= Regional innovation system =

In the study of innovation systems, a regional innovation system (RIS) encourages the rapid diffusion of knowledge, skills and best practice within a geographic area larger than a city, but smaller than a nation. The edge of a regional innovation system may be drawn conceptually and organizationally around the economic, social, political and institutional relationships that generate a collective learning process within a related group of technological or functional areas.

A recent study has shown that innovation output is higher in regions where both a sizable population of small firms and large firms are present. In regions lacking large firms, universities can take on the important role of knowledge brokers for small and medium enterprises (SMEs).
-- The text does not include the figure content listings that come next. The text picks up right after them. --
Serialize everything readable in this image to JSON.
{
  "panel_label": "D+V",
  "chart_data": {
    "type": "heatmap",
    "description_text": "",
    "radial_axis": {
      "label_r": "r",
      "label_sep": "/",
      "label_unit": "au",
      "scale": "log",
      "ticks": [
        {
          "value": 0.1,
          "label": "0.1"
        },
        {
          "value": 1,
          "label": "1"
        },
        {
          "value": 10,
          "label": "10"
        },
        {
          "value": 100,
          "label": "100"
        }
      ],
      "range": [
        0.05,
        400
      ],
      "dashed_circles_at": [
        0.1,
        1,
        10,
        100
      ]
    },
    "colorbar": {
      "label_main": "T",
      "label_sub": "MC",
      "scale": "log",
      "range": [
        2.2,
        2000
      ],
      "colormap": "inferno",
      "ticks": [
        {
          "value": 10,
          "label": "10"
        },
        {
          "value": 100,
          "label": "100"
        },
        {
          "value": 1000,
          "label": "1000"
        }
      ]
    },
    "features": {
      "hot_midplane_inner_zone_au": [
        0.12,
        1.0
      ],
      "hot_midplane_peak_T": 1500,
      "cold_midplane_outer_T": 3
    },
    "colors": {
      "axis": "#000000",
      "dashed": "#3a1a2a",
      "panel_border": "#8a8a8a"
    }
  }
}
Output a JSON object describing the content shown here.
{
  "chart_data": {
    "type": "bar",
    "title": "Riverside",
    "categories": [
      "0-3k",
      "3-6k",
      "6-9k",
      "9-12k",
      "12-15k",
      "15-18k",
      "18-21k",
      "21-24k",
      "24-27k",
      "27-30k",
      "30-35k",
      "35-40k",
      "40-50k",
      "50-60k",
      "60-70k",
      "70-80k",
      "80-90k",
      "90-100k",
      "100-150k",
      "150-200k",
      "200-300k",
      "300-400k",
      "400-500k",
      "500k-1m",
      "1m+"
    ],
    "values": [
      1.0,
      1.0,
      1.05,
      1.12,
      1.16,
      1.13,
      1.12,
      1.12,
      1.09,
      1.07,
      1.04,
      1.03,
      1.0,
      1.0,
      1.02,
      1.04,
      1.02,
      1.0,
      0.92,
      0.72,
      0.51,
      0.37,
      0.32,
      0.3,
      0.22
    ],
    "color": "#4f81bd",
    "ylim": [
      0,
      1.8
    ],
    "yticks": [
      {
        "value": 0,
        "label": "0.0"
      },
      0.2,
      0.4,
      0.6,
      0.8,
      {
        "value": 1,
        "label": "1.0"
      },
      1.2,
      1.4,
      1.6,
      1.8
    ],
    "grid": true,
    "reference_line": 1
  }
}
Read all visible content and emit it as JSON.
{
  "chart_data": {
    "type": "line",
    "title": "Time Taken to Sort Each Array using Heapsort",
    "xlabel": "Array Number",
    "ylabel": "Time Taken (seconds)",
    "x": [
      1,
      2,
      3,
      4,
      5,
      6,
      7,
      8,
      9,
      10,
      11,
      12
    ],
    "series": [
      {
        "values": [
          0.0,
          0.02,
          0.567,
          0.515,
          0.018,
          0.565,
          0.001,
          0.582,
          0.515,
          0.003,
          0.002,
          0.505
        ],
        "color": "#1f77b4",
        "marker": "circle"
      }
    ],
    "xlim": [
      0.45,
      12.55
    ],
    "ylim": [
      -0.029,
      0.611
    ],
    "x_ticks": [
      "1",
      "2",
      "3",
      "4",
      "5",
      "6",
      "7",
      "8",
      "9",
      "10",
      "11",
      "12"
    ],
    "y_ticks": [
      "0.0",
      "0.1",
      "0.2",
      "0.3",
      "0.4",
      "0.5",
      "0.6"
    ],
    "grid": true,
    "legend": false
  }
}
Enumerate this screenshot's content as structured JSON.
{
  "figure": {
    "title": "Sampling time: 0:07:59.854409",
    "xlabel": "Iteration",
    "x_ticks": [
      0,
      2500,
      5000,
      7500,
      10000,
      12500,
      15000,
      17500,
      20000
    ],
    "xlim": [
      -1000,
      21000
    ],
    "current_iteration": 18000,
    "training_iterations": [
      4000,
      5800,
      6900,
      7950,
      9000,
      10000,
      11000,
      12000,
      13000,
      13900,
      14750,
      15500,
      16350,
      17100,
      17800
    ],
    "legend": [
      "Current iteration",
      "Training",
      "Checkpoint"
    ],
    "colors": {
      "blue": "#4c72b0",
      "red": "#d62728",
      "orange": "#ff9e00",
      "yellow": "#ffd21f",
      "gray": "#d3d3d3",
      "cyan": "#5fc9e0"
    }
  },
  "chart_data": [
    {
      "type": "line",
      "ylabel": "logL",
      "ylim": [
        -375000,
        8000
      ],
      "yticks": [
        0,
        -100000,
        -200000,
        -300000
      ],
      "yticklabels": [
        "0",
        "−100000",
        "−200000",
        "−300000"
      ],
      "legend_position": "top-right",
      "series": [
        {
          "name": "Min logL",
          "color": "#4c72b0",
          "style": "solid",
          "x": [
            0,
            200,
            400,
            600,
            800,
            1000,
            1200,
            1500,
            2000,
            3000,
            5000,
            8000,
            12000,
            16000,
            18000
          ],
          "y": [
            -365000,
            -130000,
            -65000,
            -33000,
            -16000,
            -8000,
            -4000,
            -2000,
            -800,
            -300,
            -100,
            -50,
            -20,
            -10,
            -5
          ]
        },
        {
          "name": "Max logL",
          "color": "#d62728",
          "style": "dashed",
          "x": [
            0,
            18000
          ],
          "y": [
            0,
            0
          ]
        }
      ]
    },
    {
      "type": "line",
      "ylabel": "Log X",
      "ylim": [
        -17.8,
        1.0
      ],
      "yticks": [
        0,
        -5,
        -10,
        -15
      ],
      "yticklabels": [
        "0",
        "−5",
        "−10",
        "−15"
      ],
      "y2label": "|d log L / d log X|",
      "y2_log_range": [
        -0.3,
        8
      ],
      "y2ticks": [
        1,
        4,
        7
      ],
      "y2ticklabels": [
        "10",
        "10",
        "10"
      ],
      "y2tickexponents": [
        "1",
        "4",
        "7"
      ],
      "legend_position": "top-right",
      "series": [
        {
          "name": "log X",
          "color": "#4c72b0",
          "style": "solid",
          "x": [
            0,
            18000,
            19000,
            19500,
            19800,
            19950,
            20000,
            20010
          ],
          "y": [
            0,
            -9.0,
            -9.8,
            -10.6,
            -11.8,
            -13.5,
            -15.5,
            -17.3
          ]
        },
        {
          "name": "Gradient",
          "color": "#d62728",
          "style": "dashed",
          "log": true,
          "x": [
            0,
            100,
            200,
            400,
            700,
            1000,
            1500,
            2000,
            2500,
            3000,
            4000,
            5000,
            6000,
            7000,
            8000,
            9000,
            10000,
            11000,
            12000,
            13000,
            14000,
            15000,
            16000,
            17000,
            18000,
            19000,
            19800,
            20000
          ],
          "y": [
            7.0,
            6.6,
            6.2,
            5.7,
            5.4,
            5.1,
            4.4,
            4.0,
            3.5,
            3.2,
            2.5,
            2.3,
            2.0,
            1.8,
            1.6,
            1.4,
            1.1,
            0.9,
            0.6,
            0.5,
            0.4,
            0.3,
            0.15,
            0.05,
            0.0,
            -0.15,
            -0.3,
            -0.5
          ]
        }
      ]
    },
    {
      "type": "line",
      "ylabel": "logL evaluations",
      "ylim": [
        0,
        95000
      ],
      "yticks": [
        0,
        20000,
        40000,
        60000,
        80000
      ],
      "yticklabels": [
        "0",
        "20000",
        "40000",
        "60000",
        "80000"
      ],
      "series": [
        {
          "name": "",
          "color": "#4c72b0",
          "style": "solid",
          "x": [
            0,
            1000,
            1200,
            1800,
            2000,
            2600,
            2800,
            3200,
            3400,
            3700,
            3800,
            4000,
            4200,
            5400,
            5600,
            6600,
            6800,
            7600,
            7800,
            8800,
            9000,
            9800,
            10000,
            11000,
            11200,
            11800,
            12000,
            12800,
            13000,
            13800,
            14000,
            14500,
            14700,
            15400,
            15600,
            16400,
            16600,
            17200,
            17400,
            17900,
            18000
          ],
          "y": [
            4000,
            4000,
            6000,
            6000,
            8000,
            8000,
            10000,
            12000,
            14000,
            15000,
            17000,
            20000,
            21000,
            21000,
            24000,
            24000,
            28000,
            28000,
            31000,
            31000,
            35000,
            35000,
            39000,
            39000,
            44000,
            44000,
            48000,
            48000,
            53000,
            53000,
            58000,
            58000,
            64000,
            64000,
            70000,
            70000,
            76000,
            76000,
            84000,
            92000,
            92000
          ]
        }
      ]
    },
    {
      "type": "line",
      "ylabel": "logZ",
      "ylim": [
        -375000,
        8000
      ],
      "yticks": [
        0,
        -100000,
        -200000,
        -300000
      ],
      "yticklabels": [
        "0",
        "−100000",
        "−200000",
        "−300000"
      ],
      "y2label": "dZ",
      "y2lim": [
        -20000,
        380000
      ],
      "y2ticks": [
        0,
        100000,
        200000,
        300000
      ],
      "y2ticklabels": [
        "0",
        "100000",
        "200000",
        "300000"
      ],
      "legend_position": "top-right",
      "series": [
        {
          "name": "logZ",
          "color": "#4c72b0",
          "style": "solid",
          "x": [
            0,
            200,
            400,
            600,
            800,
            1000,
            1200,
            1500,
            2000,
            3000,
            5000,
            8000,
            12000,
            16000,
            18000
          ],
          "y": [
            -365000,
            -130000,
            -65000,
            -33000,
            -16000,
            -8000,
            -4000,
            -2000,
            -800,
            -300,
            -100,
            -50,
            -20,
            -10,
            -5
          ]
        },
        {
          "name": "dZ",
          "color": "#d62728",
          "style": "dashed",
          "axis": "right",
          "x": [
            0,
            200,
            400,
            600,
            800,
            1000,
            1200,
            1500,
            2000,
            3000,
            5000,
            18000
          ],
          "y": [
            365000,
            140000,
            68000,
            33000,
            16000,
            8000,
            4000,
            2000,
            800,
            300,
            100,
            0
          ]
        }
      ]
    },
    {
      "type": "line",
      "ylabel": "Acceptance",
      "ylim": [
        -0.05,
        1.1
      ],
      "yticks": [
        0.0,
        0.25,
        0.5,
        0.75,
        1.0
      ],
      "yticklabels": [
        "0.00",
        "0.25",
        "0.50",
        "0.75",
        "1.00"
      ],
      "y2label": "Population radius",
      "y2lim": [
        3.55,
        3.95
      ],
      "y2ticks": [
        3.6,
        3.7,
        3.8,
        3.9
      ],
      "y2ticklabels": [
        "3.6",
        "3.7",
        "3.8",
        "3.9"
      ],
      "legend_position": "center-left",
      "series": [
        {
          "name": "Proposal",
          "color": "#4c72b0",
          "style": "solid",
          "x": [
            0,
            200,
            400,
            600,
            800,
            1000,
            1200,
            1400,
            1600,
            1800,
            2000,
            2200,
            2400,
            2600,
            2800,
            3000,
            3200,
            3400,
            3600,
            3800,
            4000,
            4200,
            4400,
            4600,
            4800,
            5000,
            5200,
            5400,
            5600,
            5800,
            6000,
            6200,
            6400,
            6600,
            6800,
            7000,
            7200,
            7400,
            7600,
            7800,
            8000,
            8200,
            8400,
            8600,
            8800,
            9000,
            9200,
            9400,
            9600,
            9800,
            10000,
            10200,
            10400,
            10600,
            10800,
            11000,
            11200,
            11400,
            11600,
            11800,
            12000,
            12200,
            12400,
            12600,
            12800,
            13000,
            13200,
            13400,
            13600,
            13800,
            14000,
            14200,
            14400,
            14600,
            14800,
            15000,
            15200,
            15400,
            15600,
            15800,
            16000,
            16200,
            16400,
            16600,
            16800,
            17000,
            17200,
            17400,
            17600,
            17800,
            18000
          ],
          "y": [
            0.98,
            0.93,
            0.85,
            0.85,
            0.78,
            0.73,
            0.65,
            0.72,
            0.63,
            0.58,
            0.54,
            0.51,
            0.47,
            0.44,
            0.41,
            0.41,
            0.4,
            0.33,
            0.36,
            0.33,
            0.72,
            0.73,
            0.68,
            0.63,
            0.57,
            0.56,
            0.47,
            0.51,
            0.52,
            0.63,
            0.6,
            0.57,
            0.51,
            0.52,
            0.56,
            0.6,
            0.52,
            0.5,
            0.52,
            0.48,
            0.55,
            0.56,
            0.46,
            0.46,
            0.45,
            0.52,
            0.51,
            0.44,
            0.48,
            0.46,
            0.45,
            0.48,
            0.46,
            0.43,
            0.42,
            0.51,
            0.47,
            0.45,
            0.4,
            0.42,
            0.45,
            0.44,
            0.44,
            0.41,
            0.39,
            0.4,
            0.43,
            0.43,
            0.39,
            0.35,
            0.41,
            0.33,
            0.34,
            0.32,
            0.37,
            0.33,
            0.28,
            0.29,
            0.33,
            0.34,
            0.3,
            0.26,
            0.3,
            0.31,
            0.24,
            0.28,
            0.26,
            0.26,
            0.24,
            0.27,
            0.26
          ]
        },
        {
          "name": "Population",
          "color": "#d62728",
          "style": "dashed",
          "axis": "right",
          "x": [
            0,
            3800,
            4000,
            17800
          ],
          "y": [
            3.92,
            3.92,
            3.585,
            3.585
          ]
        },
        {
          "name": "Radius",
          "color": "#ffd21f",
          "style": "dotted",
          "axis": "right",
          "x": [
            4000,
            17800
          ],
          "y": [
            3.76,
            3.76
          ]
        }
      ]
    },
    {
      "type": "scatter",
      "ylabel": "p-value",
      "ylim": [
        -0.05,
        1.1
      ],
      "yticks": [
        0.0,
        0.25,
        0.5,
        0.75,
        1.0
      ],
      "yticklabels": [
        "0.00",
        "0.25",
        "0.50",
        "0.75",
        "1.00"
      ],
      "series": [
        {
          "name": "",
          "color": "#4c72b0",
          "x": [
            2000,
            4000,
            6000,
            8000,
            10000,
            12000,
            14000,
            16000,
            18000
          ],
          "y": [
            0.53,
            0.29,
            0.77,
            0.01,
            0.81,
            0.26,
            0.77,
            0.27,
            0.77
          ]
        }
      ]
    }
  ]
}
In the European context, the European Union following a regional development model (dividing European territories in administrative and statistical national subdivisions) gives great emphasis to RIS. The regional innovation systems had been favoured especially after the setting of Lisbon's strategy goals. Now regional innovation policies had been incorporated in various larger or smaller EU initiatives and policy packages and large part of the investments by the EU structural funds is devoted to the creation or enhancement of the local-regional innovation systems.

Switzerland defines regional innovation systems (RIS) as "functional economic spaces – usually supracantonal and even cross-border in some cases – where networks of important actors for innovation processes, such as companies, research and education establishments, as well as public authorities". The Swiss New Regional Policy (NPR) influences the development of RIS since it supports the RIS governance and management, whose activities encompass services intended for start-up and SMEs: point of entry, networking platforms, cluster development and coaching.

The OECD focuses on regional innovation system as part of the Regional Development Policy Committee (RDPC) activities. It fosters best practices exchanges on this and regularly publishes reports on related issues (for example included in the Territorial Reviews). "Peer reviews provide analytic assessment and policy advice for regions, reviews examine the strength of the regional innovation system, the appropriateness of the policy mix for the region's needs, and the strategic use of the region's resources given global, national, regional and local factor. For countries, reviews assess the extent to which policies from different policy streams (e.g., regional development, science and technology, enterprise policy and higher education policy) are effective in building regional innovation systems and clusters for the range of region types in the country".

The RIS concept, which originated in European academic literature, has been used as an influential analytical tool in different Latin American countries. In Medellín, Colombia, the RIS concept has been adopted to support new technological trajectories. At the center of the RIS is the regional innovation agency, Ruta N.

Regional innovation agencies have been created in many regions around the world to support the innovation process in their RIS.